Just like a map, it doesn't have to (and probably shouldn't) contain every single
detail. It needs only enough detail to allow you to orient yourself efficiently.
### A state machine is like a board game, and the diagram is like the board
You can imagine you have a counter, and it's sitting on one of the squares
(states) on the board. You draw a card, and written on it is a word (an input).
Now, if there's an arrow going out from your square
that is labelled with that word, you slide your counter along it, moving
it to a new square. But if there's no such arrow going out of your square,
your counter stays where it is.
### State machine diagrams can be read by non-technical stakeholders
Maps and board games are everyday things, so I hope the previous two metaphors
convince you that just about anyone, technically-minded or not, can grasp the
basic functioning of a state machine.
A non-technical stakeholder might still find a large diagram intimidating,
of course.
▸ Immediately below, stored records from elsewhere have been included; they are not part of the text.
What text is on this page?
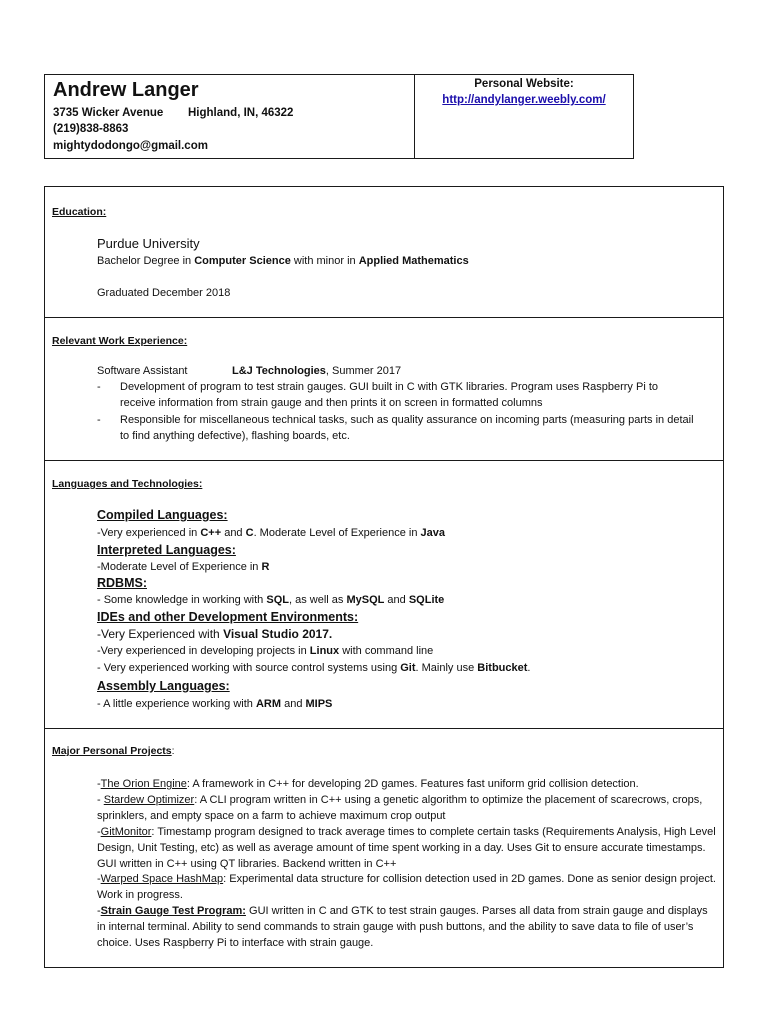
Andrew Langer
3735 Wicker Avenue Highland, IN, 46322
(219)838-8863
mightydodongo@gmail.com
Personal Website:
http://andylanger.weebly.com/
Education:
Purdue University
Bachelor Degree in Computer Science with minor in Applied Mathematics
Graduated December 2018
Relevant Work Experience:
Software Assistant	L&J Technologies, Summer 2017
- Development of program to test strain gauges. GUI built in C with GTK libraries. Program uses Raspberry Pi to receive information from strain gauge and then prints it on screen in formatted columns
- Responsible for miscellaneous technical tasks, such as quality assurance on incoming parts (measuring parts in detail to find anything defective), flashing boards, etc.
Languages and Technologies:
Compiled Languages:
-Very experienced in C++ and C. Moderate Level of Experience in Java
Interpreted Languages:
-Moderate Level of Experience in R
RDBMS:
- Some knowledge in working with SQL, as well as MySQL and SQLite
IDEs and other Development Environments:
-Very Experienced with Visual Studio 2017.
-Very experienced in developing projects in Linux with command line
- Very experienced working with source control systems using Git. Mainly use Bitbucket.
Assembly Languages:
- A little experience working with ARM and MIPS
Major Personal Projects:
-The Orion Engine: A framework in C++ for developing 2D games. Features fast uniform grid collision detection.
- Stardew Optimizer: A CLI program written in C++ using a genetic algorithm to optimize the placement of scarecrows, crops, sprinklers, and empty space on a farm to achieve maximum crop output
-GitMonitor: Timestamp program designed to track average times to complete certain tasks (Requirements Analysis, High Level Design, Unit Testing, etc) as well as average amount of time spent working in a day. Uses Git to ensure accurate timestamps. GUI written in C++ using QT libraries. Backend written in C++
-Warped Space HashMap: Experimental data structure for collision detection used in 2D games. Done as senior design project. Work in progress.
-Strain Gauge Test Program: GUI written in C and GTK to test strain gauges. Parses all data from strain gauge and displays in internal terminal. Ability to send commands to strain gauge with push buttons, and the ability to save data to file of user’s choice. Uses Raspberry Pi to interface with strain gauge.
But by splitting a diagram into smaller diagrams,
or by reducing a diagram to a simpler diagram by leaving out details,
you can ease the reader into the structure of the reactive behaviour of the system.
### A state machine diagram allows reasoning about the system's reactive behaviour
If you are given a starting state and series of inputs, you can plot a
course through the state machine diagram and see what state you end up
in, and what actions occurred along the way. By comparing this with your
intuition, or with reports of how the actual system actually behaves
(or specifications for how it _should_ actually behave), you can pinpoint where
changes need to be made.
### A state machine diagram allows reasoning about proposed modifications
Suppose we want to introduce a new operation into our system. If we did,
what would happen in existing states when the events associated with that new
operation occur? What _should_ happen? Will new states need to be added
to capture what is going on with these events? And how will those states
relate to existing states?
### State machines can be used for specification
A state machine diagram, presented prescriptively, establishes
the reactive behaviour that your system _should_ have. The code itself can only
describe the behaviour that your system _does_ have. The only way to
decide if the exhibited behaviour is correct, is to compare it to the
behaviour it _should_ have. This is the idea of having a specification.
### State machines can be used to model user interfaces
Having heard somewhat uninformed statements like "I thought state machines
were only for physical devices" or "User interfaces aren't suitable for
modelling with state machines", which are plainly false, I feel I should
point this out.
In fact, there is an entire book about designing UIs using Statecharts,
[Constructing the User Interface with Statecharts (Horrocks, 1999)](https://archive.org/details/isbn_9780201342789)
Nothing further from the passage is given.